Implement database schemas and indexes to support efficient data querying and retrieval.
- Data Governance and Security
- Implement data governance policies and procedures to ensure data security, compliance, and privacy using AZ GxP process.
- Establish access controls, encryption, and auditing mechanisms to protect sensitive data.
- Monitoring and Optimization
- Monitor data pipelines and systems for performance issues, bottlenecks, and anomalies.

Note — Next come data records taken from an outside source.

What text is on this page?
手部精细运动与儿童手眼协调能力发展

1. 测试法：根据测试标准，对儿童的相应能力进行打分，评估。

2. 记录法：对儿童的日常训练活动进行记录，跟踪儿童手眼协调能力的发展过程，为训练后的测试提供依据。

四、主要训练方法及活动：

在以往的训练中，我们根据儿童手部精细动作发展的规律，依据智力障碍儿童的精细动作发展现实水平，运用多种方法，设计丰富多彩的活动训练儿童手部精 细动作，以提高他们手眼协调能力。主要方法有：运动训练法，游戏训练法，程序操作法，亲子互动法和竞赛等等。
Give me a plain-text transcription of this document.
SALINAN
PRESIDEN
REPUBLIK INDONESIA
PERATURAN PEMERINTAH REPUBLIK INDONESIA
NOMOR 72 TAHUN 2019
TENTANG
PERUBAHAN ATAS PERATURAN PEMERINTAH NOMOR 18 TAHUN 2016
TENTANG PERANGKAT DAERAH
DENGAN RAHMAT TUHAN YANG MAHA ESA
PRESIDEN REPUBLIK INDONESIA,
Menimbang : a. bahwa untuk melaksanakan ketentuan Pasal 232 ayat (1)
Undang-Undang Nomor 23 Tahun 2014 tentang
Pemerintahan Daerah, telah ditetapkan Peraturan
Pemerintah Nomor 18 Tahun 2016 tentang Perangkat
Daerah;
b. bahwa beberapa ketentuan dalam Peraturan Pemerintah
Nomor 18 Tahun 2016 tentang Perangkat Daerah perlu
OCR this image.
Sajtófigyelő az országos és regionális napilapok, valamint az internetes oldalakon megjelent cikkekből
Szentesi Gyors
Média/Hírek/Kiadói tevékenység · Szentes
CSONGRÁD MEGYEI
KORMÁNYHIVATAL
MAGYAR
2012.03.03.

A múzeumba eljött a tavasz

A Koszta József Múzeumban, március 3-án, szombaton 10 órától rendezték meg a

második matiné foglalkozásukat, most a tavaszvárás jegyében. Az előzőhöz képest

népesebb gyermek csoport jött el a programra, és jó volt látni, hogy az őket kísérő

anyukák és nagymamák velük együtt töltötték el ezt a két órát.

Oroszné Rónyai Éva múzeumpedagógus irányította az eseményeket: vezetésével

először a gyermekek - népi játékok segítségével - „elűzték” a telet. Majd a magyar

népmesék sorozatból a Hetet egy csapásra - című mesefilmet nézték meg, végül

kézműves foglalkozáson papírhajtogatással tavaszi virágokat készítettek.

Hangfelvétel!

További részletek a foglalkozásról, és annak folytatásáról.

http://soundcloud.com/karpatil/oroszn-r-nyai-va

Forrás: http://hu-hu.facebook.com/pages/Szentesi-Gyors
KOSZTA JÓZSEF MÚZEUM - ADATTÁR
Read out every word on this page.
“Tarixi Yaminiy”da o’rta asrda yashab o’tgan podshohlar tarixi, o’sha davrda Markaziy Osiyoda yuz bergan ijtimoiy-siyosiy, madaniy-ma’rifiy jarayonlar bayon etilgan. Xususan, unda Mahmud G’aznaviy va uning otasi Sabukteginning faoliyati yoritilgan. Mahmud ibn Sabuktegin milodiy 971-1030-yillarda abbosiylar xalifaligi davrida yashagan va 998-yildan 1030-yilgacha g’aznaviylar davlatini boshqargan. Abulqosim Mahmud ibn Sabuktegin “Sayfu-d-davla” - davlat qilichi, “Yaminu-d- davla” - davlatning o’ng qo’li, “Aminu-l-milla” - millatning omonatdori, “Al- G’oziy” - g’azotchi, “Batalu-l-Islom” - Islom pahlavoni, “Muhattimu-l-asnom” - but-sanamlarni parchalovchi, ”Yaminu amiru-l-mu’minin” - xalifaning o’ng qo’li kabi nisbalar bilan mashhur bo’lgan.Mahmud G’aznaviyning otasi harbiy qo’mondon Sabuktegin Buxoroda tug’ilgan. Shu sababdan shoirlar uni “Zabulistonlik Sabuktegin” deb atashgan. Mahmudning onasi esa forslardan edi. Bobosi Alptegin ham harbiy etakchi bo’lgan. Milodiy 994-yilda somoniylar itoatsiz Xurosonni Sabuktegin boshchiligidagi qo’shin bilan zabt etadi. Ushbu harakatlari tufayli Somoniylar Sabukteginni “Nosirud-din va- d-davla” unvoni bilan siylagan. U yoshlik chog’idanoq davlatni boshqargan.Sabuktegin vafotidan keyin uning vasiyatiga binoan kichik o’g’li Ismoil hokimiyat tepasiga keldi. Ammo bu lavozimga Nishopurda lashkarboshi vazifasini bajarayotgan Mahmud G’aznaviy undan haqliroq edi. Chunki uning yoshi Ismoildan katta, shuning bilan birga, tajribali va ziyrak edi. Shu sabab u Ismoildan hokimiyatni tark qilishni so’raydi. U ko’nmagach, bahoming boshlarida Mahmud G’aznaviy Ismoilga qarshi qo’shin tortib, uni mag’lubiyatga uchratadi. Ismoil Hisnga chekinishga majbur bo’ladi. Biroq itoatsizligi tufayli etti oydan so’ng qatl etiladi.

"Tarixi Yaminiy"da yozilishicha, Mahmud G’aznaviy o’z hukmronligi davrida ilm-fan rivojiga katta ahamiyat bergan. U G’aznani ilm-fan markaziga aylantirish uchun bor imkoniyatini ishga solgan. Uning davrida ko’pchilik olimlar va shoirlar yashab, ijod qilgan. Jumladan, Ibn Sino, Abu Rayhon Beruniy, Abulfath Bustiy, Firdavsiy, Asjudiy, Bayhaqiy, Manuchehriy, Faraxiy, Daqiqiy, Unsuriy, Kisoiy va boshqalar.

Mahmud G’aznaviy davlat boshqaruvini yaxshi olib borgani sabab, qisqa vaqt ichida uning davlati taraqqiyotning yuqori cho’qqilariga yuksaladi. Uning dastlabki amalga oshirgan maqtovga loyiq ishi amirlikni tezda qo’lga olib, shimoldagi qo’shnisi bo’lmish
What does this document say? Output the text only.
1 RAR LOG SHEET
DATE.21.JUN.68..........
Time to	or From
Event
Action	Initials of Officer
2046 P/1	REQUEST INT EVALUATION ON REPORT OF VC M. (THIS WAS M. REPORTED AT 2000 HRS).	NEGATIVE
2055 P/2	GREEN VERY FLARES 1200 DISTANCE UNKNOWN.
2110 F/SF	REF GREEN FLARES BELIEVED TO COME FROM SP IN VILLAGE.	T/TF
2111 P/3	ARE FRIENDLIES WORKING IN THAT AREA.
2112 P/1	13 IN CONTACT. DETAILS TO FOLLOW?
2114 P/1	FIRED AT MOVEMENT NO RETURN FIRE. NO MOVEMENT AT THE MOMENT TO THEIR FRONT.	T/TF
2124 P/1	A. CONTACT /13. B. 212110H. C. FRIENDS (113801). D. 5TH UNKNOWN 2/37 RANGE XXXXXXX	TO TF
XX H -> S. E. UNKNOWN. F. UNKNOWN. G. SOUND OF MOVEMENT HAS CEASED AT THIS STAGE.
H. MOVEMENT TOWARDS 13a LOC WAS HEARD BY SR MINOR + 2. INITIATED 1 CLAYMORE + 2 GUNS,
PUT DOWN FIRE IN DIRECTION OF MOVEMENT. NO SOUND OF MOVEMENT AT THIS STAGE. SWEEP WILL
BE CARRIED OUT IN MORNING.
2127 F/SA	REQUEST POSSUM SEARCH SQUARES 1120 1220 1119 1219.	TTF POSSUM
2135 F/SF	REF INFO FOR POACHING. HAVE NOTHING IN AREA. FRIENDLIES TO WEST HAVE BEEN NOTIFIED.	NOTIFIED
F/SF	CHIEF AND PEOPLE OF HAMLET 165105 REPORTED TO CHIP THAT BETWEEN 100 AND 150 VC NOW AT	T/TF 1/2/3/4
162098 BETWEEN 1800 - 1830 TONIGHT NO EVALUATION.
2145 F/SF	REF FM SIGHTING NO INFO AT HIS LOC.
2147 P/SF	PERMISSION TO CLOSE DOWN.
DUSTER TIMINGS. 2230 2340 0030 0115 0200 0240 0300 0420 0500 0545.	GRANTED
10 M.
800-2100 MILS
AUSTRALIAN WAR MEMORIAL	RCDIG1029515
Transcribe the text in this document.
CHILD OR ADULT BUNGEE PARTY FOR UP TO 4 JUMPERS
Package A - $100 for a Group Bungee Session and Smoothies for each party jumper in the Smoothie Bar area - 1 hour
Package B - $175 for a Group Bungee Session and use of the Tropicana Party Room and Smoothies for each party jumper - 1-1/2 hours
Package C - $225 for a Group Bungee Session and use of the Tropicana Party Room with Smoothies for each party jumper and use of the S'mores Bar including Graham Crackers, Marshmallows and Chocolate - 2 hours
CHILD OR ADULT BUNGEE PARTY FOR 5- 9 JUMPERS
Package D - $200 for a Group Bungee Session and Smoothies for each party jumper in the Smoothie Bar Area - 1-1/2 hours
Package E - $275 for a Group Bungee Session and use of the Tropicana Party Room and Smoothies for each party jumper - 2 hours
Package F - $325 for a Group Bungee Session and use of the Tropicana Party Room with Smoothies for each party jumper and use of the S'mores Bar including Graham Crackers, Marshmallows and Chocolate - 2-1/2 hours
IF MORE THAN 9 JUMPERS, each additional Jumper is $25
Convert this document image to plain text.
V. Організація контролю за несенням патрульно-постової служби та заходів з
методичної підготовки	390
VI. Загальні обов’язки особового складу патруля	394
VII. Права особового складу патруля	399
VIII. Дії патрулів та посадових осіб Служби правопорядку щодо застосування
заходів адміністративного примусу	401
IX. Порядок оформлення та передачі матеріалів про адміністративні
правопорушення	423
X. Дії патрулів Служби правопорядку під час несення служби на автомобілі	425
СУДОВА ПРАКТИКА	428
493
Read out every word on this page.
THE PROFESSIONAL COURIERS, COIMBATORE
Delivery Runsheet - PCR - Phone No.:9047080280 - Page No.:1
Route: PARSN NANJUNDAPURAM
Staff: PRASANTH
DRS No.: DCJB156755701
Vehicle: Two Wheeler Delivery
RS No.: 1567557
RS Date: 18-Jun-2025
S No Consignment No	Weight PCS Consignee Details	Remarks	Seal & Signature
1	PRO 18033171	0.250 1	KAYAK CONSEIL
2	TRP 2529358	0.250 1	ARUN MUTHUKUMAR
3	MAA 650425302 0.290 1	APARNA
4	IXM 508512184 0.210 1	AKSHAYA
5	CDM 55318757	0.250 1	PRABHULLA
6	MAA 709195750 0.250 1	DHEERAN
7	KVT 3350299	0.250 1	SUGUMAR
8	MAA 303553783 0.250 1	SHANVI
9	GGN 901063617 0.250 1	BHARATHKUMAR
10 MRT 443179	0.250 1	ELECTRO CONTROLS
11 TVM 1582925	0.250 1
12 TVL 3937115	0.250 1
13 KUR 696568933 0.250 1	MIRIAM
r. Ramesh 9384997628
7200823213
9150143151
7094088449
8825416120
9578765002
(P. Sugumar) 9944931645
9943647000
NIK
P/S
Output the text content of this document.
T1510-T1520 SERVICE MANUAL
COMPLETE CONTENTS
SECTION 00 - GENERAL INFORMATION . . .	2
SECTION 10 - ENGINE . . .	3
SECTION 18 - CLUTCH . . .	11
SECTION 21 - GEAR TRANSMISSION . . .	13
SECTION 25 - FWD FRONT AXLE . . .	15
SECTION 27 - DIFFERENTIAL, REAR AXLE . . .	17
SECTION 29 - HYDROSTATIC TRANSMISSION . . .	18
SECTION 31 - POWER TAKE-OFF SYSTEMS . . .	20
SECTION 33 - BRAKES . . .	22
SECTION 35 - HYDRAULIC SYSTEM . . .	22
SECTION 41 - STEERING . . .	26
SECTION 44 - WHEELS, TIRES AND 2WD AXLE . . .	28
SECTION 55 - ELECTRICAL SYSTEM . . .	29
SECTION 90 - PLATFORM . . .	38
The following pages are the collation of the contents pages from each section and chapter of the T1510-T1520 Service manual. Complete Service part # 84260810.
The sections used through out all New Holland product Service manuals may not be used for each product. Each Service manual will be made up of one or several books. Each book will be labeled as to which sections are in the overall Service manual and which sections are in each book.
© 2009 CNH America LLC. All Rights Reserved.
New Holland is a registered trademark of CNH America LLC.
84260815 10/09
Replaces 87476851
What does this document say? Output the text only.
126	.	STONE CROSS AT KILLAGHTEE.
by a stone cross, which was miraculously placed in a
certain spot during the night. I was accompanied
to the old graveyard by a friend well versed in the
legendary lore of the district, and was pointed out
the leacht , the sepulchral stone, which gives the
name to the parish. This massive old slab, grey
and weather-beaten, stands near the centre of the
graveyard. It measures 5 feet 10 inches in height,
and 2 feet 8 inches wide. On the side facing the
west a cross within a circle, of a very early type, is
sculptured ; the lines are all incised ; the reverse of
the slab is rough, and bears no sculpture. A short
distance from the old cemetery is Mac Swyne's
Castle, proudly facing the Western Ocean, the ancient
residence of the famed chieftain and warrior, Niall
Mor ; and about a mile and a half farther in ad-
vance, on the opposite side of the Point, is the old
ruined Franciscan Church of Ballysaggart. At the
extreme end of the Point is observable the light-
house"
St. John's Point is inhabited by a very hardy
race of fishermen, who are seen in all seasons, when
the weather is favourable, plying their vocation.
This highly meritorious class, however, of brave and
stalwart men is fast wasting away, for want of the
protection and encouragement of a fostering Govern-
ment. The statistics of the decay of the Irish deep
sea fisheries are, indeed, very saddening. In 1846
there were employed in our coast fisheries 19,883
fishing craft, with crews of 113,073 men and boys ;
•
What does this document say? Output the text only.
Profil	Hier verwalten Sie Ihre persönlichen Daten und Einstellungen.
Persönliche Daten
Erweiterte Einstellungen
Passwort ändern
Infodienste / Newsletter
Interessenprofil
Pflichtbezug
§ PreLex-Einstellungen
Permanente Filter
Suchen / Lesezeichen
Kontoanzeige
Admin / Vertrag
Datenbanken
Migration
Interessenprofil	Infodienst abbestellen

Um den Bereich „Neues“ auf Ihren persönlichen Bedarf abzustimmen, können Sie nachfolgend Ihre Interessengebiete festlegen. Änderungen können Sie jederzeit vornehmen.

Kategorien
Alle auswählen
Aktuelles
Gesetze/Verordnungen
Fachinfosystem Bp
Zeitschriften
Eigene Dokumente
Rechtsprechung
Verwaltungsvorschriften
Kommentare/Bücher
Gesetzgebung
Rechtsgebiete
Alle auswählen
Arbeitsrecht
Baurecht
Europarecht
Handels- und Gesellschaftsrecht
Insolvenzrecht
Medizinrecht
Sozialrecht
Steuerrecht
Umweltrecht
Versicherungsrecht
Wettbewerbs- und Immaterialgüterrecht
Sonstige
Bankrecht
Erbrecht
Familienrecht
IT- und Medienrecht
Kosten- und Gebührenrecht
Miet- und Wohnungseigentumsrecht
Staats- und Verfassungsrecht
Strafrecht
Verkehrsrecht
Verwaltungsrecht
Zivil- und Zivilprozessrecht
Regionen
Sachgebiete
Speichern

Implement optimizations to improve data processing efficiency and reduce latency.
- Collaboration and Documentation
- Collaborate with data scientists, analysts, and other stakeholders to understand data requirements and support analytics initiatives.
- Document data engineering processes, workflows, and architectures for knowledge sharing and future reference.
- Collaborate with testers while testing the developed pipeline and after which promoting to higher environment.
- Deployment and Jira Test Execution
- Deploying the code from Github repository from the master branch to higher environments like SIT, PPT and PROD.
- While deploying we capture evidence and execute the deployment scripts with different steps and corresponding evidence in Jira.
- Automation
- Automation to trigger the code automatically using AWS resources without manual intervention.